The initiative also complements the Bank’s Ten-Year Strategy by promoting climate-resilient agriculture and focusing on vulnerable populations such as youth and women.
Nigeria, Africa’s most populous nation, is projected to hit 402 million by 2050 from 206 million people in 2020, making it the third-most populous country globally. The bulk of its rural population, representing 48% of the populace, produces up to 90% of the national output.
However, inadequate support for the farmers has confined them to traditional agronomic techniques, resulting in low productivity and limited opportunities for value addition. In 2020, the harvested cereals area and yields declined by 2.75% and 1.5%, respectively.
Lamin Barrow, Director General of the Bank’s Nigeria Country Department, said the program would prioritize support for five strategic crops: maize, rice, wheat, soya beans, and sorghum, with a particular focus on wheat value chains.

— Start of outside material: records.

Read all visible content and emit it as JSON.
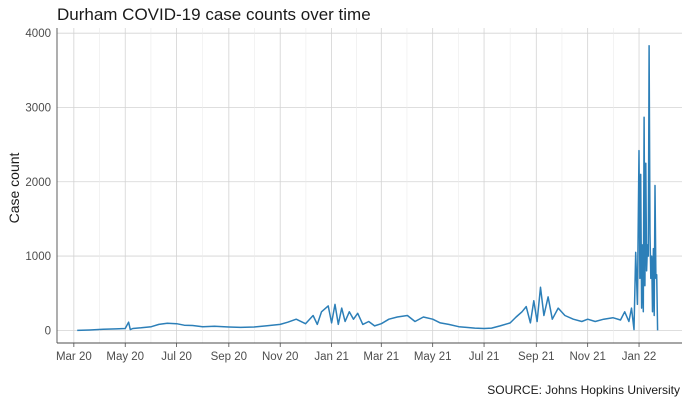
{
  "chart_data": {
    "type": "line",
    "title": "Durham COVID-19 case counts over time",
    "ylabel": "Case count",
    "xlabel": "",
    "source": "SOURCE: Johns Hopkins University",
    "ylim": [
      -170,
      4070
    ],
    "y_ticks": [
      0,
      1000,
      2000,
      3000,
      4000
    ],
    "x_tick_labels": [
      "Mar 20",
      "May 20",
      "Jul 20",
      "Sep 20",
      "Nov 20",
      "Jan 21",
      "Mar 21",
      "May 21",
      "Jul 21",
      "Sep 21",
      "Nov 21",
      "Jan 22"
    ],
    "x_tick_dates": [
      "2020-03-01",
      "2020-05-01",
      "2020-07-01",
      "2020-09-01",
      "2020-11-01",
      "2021-01-01",
      "2021-03-01",
      "2021-05-01",
      "2021-07-01",
      "2021-09-01",
      "2021-11-01",
      "2022-01-01"
    ],
    "xlim": [
      "2020-02-10",
      "2022-02-21"
    ],
    "grid": true,
    "series": [
      {
        "color": "#2c7fb8",
        "x": [
          "2020-03-05",
          "2020-03-20",
          "2020-04-05",
          "2020-04-20",
          "2020-05-01",
          "2020-05-05",
          "2020-05-07",
          "2020-05-10",
          "2020-05-20",
          "2020-06-01",
          "2020-06-10",
          "2020-06-20",
          "2020-07-01",
          "2020-07-10",
          "2020-07-20",
          "2020-08-01",
          "2020-08-15",
          "2020-09-01",
          "2020-09-15",
          "2020-10-01",
          "2020-10-15",
          "2020-11-01",
          "2020-11-10",
          "2020-11-20",
          "2020-12-01",
          "2020-12-10",
          "2020-12-15",
          "2020-12-20",
          "2020-12-28",
          "2021-01-01",
          "2021-01-05",
          "2021-01-09",
          "2021-01-13",
          "2021-01-17",
          "2021-01-22",
          "2021-01-27",
          "2021-02-01",
          "2021-02-07",
          "2021-02-14",
          "2021-02-21",
          "2021-03-01",
          "2021-03-10",
          "2021-03-20",
          "2021-04-01",
          "2021-04-10",
          "2021-04-20",
          "2021-05-01",
          "2021-05-10",
          "2021-05-20",
          "2021-06-01",
          "2021-06-10",
          "2021-06-20",
          "2021-07-01",
          "2021-07-10",
          "2021-07-20",
          "2021-08-01",
          "2021-08-08",
          "2021-08-15",
          "2021-08-20",
          "2021-08-25",
          "2021-08-29",
          "2021-09-02",
          "2021-09-06",
          "2021-09-10",
          "2021-09-15",
          "2021-09-20",
          "2021-09-27",
          "2021-10-05",
          "2021-10-15",
          "2021-10-25",
          "2021-11-01",
          "2021-11-10",
          "2021-11-20",
          "2021-12-01",
          "2021-12-10",
          "2021-12-15",
          "2021-12-20",
          "2021-12-23",
          "2021-12-26",
          "2021-12-28",
          "2021-12-30",
          "2022-01-01",
          "2022-01-02",
          "2022-01-03",
          "2022-01-04",
          "2022-01-05",
          "2022-01-06",
          "2022-01-07",
          "2022-01-08",
          "2022-01-09",
          "2022-01-10",
          "2022-01-11",
          "2022-01-12",
          "2022-01-13",
          "2022-01-14",
          "2022-01-15",
          "2022-01-16",
          "2022-01-17",
          "2022-01-18",
          "2022-01-19",
          "2022-01-20",
          "2022-01-21",
          "2022-01-22",
          "2022-01-23"
        ],
        "y": [
          0,
          5,
          15,
          20,
          25,
          110,
          10,
          25,
          35,
          50,
          80,
          95,
          90,
          70,
          65,
          50,
          55,
          45,
          40,
          45,
          60,
          80,
          110,
          150,
          90,
          200,
          80,
          250,
          330,
          100,
          350,
          80,
          300,
          120,
          250,
          150,
          230,
          80,
          120,
          60,
          90,
          150,
          180,
          200,
          120,
          180,
          150,
          100,
          80,
          50,
          40,
          30,
          25,
          30,
          60,
          100,
          180,
          250,
          320,
          100,
          400,
          120,
          580,
          200,
          450,
          150,
          300,
          200,
          150,
          120,
          150,
          120,
          150,
          170,
          140,
          250,
          120,
          300,
          10,
          1050,
          350,
          2420,
          700,
          2100,
          300,
          1150,
          250,
          2870,
          600,
          2250,
          800,
          1150,
          1000,
          3830,
          1300,
          700,
          1000,
          250,
          1100,
          200,
          1950,
          700,
          750,
          0
        ]
      }
    ]
  }
}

He said the National Agriculture Growth Scheme – Agro Pocket program is anchored in the National Agriculture Technology and Innovation Policy (2022-27) which aims to modernize Nigeria’s agriculture sector in line with changing global food systems and supply chains. The program will complement Bank-supported operations in the country, particularly in the Special Agricultural Special Zones.
“The Bank will support the Federal Government to put in place a robust institutional framework, including operationalization of the National Agriculture Growth Scheme – Agro Pocket program Secretariat as the administrative vehicle to oversee the implementation of the Agro-Pocket Scheme, whose precursor is the highly successful e-wallet scheme that was rolled out in Nigeria between 2012 and 2015,” he said.
Barrow stressed that the National Agriculture Growth Scheme – Agro Pocket program would help build the resilience of farming livelihoods, enhance farmers’ access to improved seeds, and strengthen the capacity of industry stakeholders.
Beth Dunford, the Bank’s Vice President, Agriculture, Human, and Social Development, said: “Cushioning the poor from the effects of higher food, and energy costs, requires urgent and sustainable policy, such as increased public expenditure on agriculture.”
The African Development Bank led the mobilization of $538 million for the flagship Special Agro-Industrial Processing Zones program to develop value chains for strategic agriculture commodities in Nigeria and transform rural areas into zones of economic prosperity.